Servicers would be required to establish reasonable information management procedures to minimize errors and quickly correct them when they do occur including maintaining a log of customer contacts (with exceptions for some small servicers), properly accepting, organizing and managing documents required in a loss-mitigation procedure, and notifying borrowers of any missing documents required for that procedure.
Errors including incorrect calculations of amounts due, payments out of escrow accounts, inaccurate disclosures, or inappropriate collection procedures will be acknowledged within five days and investigated within 30 days. A shorter timeframe might be required for errors relating to foreclosures or payoffs.
Finally, CFPB envisions a rule under which servicers would be required to provide distressed borrowers with direct, ongoing access to staff dedicated to servicing troubled borrowers and who would have access to the borrowers' records and to underwriters who could evaluate the borrower for foreclosure avoidance alternatives.

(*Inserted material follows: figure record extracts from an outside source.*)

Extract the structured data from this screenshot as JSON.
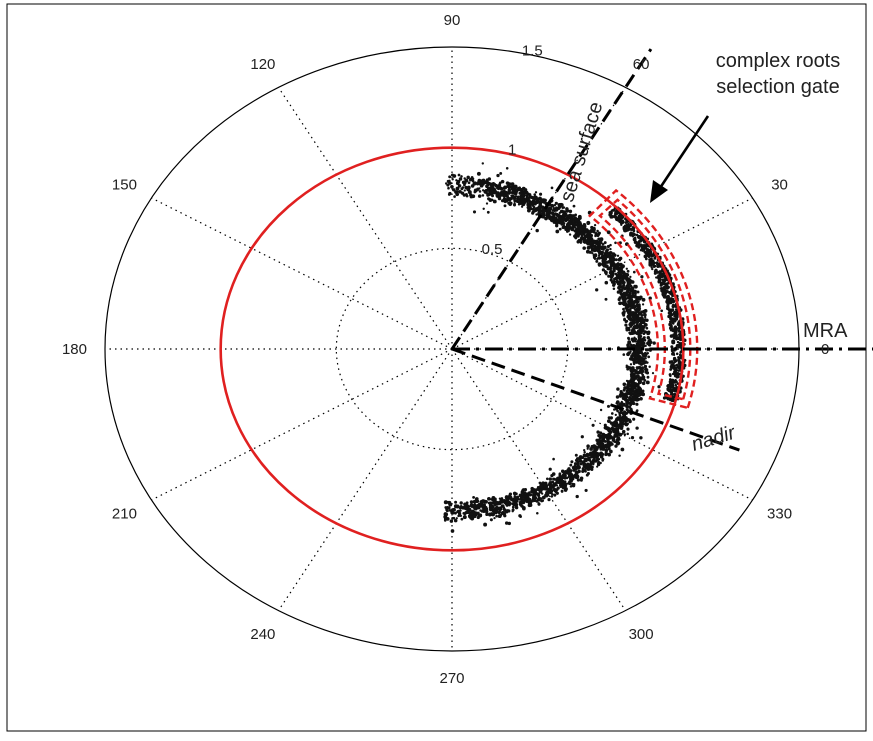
{
  "chart_data": {
    "type": "scatter",
    "coordinate_system": "polar",
    "angle_unit": "degrees",
    "angle_ticks": [
      "0",
      "30",
      "60",
      "90",
      "120",
      "150",
      "180",
      "210",
      "240",
      "270",
      "300",
      "330"
    ],
    "radius_ticks": [
      {
        "r": 0.5,
        "label": "0.5"
      },
      {
        "r": 1.0,
        "label": "1"
      },
      {
        "r": 1.5,
        "label": "1.5"
      }
    ],
    "rlim": [
      0,
      1.5
    ],
    "grid": true,
    "colors": {
      "circle": "#e02020",
      "gate": "#e02020",
      "points": "#111111",
      "axes": "#000000"
    },
    "reference_circle": {
      "radius": 1.0,
      "color": "#e02020"
    },
    "lines": [
      {
        "label": "sea surface",
        "angle": 60,
        "style": "dashed"
      },
      {
        "label": "MRA",
        "angle": 0,
        "style": "dash-dot"
      },
      {
        "label": "nadir",
        "angle": -22,
        "style": "dashed"
      }
    ],
    "annotations": [
      {
        "text_lines": [
          "complex roots",
          "selection gate"
        ],
        "arrow": true
      }
    ],
    "gate": {
      "r_range": [
        0.89,
        1.06
      ],
      "theta_range": [
        -16,
        48
      ],
      "color": "#e02020"
    },
    "series": [
      {
        "r_range": [
          0.76,
          0.86
        ],
        "theta_range": [
          -92,
          92
        ]
      },
      {
        "r_range": [
          0.78,
          0.84
        ],
        "theta_range": [
          -88,
          80
        ]
      },
      {
        "r_range": [
          0.95,
          1.01
        ],
        "theta_range": [
          -15,
          45
        ]
      }
    ]
  }
}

"The mortgage servicing rules we are considering reflect two basic, common-sense principles - no surprises and no runarounds," said CFPB Director Richard Cordray. "For too long, mortgage servicers have not been held accountable to their customers, and the result has been profoundly punishing to homeowners in distress. It's time to put the 'service' back in mortgage servicing."
The CFPB expects to publish a Notice of Proposed Rulemaking this summer, which will be followed by a public comment period. The rule will be finalized by January 21, 2013. The CFPB can provide up to one year for implementation, but has not yet decided how long of a transition period is necessary.
MBA's David H. Stevens reacted:
"National standards that apply to all residential loan servicers have the potential to create more confidence and certainty in the real estate market for both borrowers and servicers alike. Borrowers would be protected by a single standard regardless of where they live and servicers would have one set of rules to comply with everywhere they operate.
"The reforms that Director Cordray outlined appear to closely track the issues we have talked to him and the CFPB staff about and MBA looks forward to working with the CFPB and other policymakers and stakeholders to ensure that the process used to develop the standards includes servicers of different sizes and business models. It is important that the final rules don't give preference to one business type over any other, nor should they inhibit innovation or discourage new companies from entering the marketplace."